Через силу, преодолевая власть обволакивающей речи Марго, гипнотическую власть этой песни Сирены, которая заставляла ее испытывать необъяснимый стыд и раскаяние, Аля произнесла заготовленные слова:

– Это невозможно, Марго. Я ушла от своего мужа.

Глава 17

– …Как я вам уже говорила, – начала Катя, нервно переводя дыхание, – Виталий Петрович был человеком аскетичным, любил походы, жизнь в палатке, у костра… И Алю приучал к такой жизни… Только Аля все это не любила…

Кис усиленно закивал головой, боясь, что Катя снова пустится в долгие объяснения.

– Ну да, я вам это уже рассказывала… И вот, в то лето, когда мы закончили школу…

Кис ловил каждое слово, слетавшее с ее губ, угадывая между мучительными паузами и прерывистыми вздохами все то, что не договорила – по неведению или по умолчанию, – все то, что не посмела выговорить Катя…

…В то лето, когда Аля закончила школу, Виталий Петрович привычно наметил расписание походов в лес. Он прекрасно знал, что Аля не любила этот летний аскетическо-туристический образ жизни, но не придавал ни малейшего значения ее эмоциям. «Хо­чу – не хочу», «люблю – не люблю» – это все капризы. А капризам он потакать не намерен.

Алина так и осталась для него чужим ребенком, хоть и племянницей. Впрочем, своих детей он никогда не стремился иметь, представляя себе некое существо, которое начнет требовать от него внимания и любви, исключительно как обузу.

Он и женщин сторонился, время от времени удовлетворяя свои сексуальные потребности со случайными партнершами, как правило, одинокими и опустившимися.
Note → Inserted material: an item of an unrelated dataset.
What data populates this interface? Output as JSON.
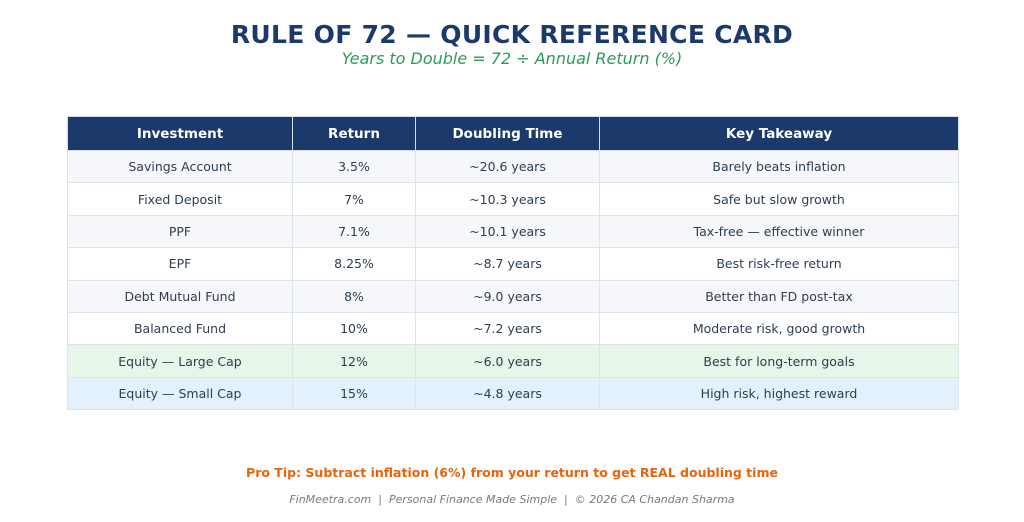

Подавляя брезгливость, он все же предпочитал именно этот сорт женщин по одной простой причине: они не ждали и не требовали от него ни эмоций, ни продолжения отношений. Виталий Петрович не собирался заводить отношения с кем бы то ни было, в нем не было ни малейшей потребности в привязанностях, в эмоциях, в чувствах. Если они у него и возникали, то только от общения с природой, от преодоления трудностей, которые он искал и любил в походах. Природа давала ему все, но при этом ничего не требуя взамен; она безвозмездно насыщала его энергией, а преодоление трудностей концентрировало его жизненные силы, укрепляло, возвращало собственные потраченные усилия новой энергией – опять же ему, Виталию Петровичу. И в этом энергообмене ему не нужен был третий, ему не нужен был ни объект приложения его забот, ни источник сил – все уже было воплощено в его отношениях с природой… Если можно назвать отношениями одностороннее потребление.